Originally posted by: her209

Originally posted by: MrChad
http://mathforum.org/library/drmath/view/55173.html

So why does it not work in this case but works when approximating the area under a "curve" as N approaches 8?

When you take the limit of a sequence a functions, the properites of the those functions will not necessarly be preserved in the limit. Your example is one where the limit of the arclength is not the arclength of the limit.

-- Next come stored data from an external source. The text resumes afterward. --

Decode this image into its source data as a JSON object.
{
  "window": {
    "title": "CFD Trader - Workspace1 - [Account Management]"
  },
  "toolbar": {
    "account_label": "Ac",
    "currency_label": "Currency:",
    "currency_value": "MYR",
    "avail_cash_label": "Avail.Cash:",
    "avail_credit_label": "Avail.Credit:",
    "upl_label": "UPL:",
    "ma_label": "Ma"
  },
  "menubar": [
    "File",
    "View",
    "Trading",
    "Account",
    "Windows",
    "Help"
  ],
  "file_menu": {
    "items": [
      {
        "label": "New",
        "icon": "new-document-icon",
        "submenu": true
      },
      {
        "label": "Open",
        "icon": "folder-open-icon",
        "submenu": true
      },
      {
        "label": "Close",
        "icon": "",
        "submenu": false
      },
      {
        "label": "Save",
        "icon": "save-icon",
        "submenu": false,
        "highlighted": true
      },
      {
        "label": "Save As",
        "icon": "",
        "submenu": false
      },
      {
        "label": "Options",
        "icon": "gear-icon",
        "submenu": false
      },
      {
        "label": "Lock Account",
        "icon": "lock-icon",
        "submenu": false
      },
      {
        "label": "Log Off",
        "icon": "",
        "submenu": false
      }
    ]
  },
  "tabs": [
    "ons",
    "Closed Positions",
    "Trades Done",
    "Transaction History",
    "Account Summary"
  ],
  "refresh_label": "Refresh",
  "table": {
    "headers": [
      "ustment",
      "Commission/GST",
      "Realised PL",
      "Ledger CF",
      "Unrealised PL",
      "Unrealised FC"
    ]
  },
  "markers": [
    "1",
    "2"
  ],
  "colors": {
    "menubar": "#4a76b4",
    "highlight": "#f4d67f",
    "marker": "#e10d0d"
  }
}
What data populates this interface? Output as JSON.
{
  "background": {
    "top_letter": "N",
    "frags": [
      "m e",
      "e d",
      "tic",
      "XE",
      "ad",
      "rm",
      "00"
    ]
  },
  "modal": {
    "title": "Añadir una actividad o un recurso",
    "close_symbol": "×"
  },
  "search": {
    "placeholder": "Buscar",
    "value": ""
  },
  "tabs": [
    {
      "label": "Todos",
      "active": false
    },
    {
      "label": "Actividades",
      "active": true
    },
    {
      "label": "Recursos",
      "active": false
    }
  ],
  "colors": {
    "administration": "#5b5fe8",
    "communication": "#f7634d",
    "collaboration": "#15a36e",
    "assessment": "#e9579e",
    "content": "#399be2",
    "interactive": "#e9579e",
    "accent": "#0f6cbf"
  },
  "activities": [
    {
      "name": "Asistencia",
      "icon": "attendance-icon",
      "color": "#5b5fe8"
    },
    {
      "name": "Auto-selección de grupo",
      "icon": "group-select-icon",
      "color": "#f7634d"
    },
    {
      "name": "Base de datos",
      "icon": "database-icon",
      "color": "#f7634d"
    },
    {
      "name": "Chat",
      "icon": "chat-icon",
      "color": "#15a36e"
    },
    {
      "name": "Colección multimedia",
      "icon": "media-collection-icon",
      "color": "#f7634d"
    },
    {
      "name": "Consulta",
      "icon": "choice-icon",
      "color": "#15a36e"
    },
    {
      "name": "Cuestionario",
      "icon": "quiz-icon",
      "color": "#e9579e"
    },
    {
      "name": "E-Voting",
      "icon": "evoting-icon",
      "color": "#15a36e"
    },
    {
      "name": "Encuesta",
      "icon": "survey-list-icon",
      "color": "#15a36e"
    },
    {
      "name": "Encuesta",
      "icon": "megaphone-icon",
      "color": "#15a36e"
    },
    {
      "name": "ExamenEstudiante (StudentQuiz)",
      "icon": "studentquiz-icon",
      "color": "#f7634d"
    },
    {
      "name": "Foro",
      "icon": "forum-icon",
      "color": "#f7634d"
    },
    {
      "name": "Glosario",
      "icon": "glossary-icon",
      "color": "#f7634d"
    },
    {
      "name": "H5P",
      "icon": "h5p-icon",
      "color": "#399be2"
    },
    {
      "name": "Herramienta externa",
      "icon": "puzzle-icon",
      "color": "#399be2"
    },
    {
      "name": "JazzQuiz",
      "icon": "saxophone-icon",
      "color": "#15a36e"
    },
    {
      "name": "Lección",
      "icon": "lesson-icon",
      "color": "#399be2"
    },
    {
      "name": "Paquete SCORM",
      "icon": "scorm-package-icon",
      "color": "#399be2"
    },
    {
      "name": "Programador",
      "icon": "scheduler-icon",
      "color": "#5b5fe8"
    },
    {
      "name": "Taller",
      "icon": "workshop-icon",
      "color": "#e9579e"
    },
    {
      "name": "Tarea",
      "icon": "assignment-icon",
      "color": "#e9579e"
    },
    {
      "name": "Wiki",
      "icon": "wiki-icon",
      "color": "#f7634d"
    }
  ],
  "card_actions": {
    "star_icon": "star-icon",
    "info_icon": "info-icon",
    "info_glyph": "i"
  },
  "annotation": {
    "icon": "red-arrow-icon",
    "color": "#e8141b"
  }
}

Even area under the curve is not always preserved under the limit. For example, consider the interal of the constant function 1/n on the entire real line. Clearly the area under the curve is infinite for any positive integer. However as n goes to infinity the limiting function is 0 and the integral of 0 is just 0.

 

[Savij]

Originally posted by: hypn0tik

Originally posted by: MrChad
For N = 1:

L = (a/1) + (b/1)

For N = 2:

L = (a/2) + (b/2) + (a/2) + (b/2)
L = 2*(a/2) + 2*(b/2)

For N = 3:

L = (a/3) + (b/3) + (a/3) + (b/3) + (a/3) + (b/3)
L = 3*(a/3) + 3*(b/3)

For N = n
L = n*(a/n) + n*(b/n)

Now, take the limit as n -> 8

You find that the n's cancel out and you are left with a + b.

Now, I know that's not the expected result, but I can't see why.

Right.

You're on the right track. The A+B that you're measuring is different from the square root that you're expecting. One is measuring the distance from the two points and the other is measuring the path that you took the get there. The n -> infinity case is NOT the squareroot A squared plus B squared because it's measuring path, not straight line distance.